Needing fewer resources means that researchers who often work in resource-constrained environments can use a framework like DELIFT to scale down the requirements for their projects.
“I’m sure there are lots of use cases where folks want to train models for a very specific task, but aren’t able to do so because of resources,” said Agarwal. “DELIFT can try to alleviate some costs because it not only creates a smaller dataset, but it also creates a dataset that is targeted for a particular language model. If we know a language model has certain weaknesses, DELIFT will find those weaknesses and keep data that can ameliorate those weaknesses. So the dataset is both smaller and curated for your particular model.”
While DELIFT can help with projects with smaller datasets in mind, the question remains whether the same type of framework could help lower resource costs and improve the quality of results when applied to some of the world’s largest AI models.
“That’s actually a big research question!” said Agarwal. “We are currently looking into ways we can approximate the interactions between datasets, instead of directly computing it, to avoid the quadratic cost.”
I used Delta GPUs to help me run the experiments for my paper. It was really easy to use and required minimal setup, which helped me get results fast.
University of Illinois Urbana-Champaign
As Agarwal’s team continues to work on these bigger questions, they are also working on new approaches to improve LLM training. They will continue to use NCSA resources as they tackle their next research question related to these same LLM issues.
“We’re working with NCSA to understand how to measure a model’s weaknesses, a sort of precursor to DELIFT,” said Agarwal. “To scope down the problem, we study the model’s weaknesses through a multilingual perspective. We find that models answer questions differently when prompted in different languages (English versus Hindi versus Spanish, etc.). Our preprint shows this phenomenon and finds ways to mitigate it. But we are currently working, using ACCESS resources, on measuring why this happens and where this comes from.”
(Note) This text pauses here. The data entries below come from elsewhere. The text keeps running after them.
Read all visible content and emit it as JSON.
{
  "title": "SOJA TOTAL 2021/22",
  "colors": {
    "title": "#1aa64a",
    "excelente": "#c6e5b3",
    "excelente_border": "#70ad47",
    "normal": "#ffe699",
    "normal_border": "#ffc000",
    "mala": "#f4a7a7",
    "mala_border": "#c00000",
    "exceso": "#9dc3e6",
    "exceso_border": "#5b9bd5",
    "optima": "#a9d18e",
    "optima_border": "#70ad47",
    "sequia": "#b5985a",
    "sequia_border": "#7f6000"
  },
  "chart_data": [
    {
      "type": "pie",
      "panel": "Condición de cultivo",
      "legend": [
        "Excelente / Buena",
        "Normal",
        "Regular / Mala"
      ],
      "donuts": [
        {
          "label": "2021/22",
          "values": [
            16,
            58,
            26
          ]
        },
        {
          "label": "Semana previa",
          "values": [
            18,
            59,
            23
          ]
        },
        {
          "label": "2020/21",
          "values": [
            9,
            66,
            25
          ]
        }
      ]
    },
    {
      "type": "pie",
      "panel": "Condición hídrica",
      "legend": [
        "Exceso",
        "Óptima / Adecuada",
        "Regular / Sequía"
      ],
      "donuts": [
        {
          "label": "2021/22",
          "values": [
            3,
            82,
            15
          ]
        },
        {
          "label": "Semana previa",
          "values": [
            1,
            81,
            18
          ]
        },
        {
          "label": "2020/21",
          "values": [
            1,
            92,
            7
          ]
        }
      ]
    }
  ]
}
Agarwal and her team used the U.S. National Science Foundation ACCESS program to get an allocation (CIS240550) on NCSA’s Delta supercomputer for work on the DELIFT framework. Their team is using allocation CIS260246 for their work on LLM language-specific knowledge.
ABOUT DELTA AND DELTAAI
NCSA’s Delta and DeltaAI are part of the national cyberinfrastructure ecosystem through the U.S. National Science FoundationACCESS program. Delta (OAC 2005572) is a powerful computing and data-analysis resource combining next-generation processor architectures and NVIDIA graphics processors with forward-looking user interfaces and file systems. The Delta project partners with the Science Gateways Community Institute to empower broad communities of researchers to easily access Delta and with the University of Illinois Division of Disability Resources & Educational Services and the School of Information Sciences to explore and reduce barriers to access. DeltaAI (OAC 2320345) maximizes the output of artificial intelligence and machine learning (AI/ML) research. Tripling NCSA’s AI-focused computing capacity and greatly expanding the capacity available within ACCESS, DeltaAI enables researchers to address the world’s most challenging problems by accelerating complex AI/ML and high-performance computing applications running terabytes of data. Additional funding for DeltaAI comes from the State of Illinois.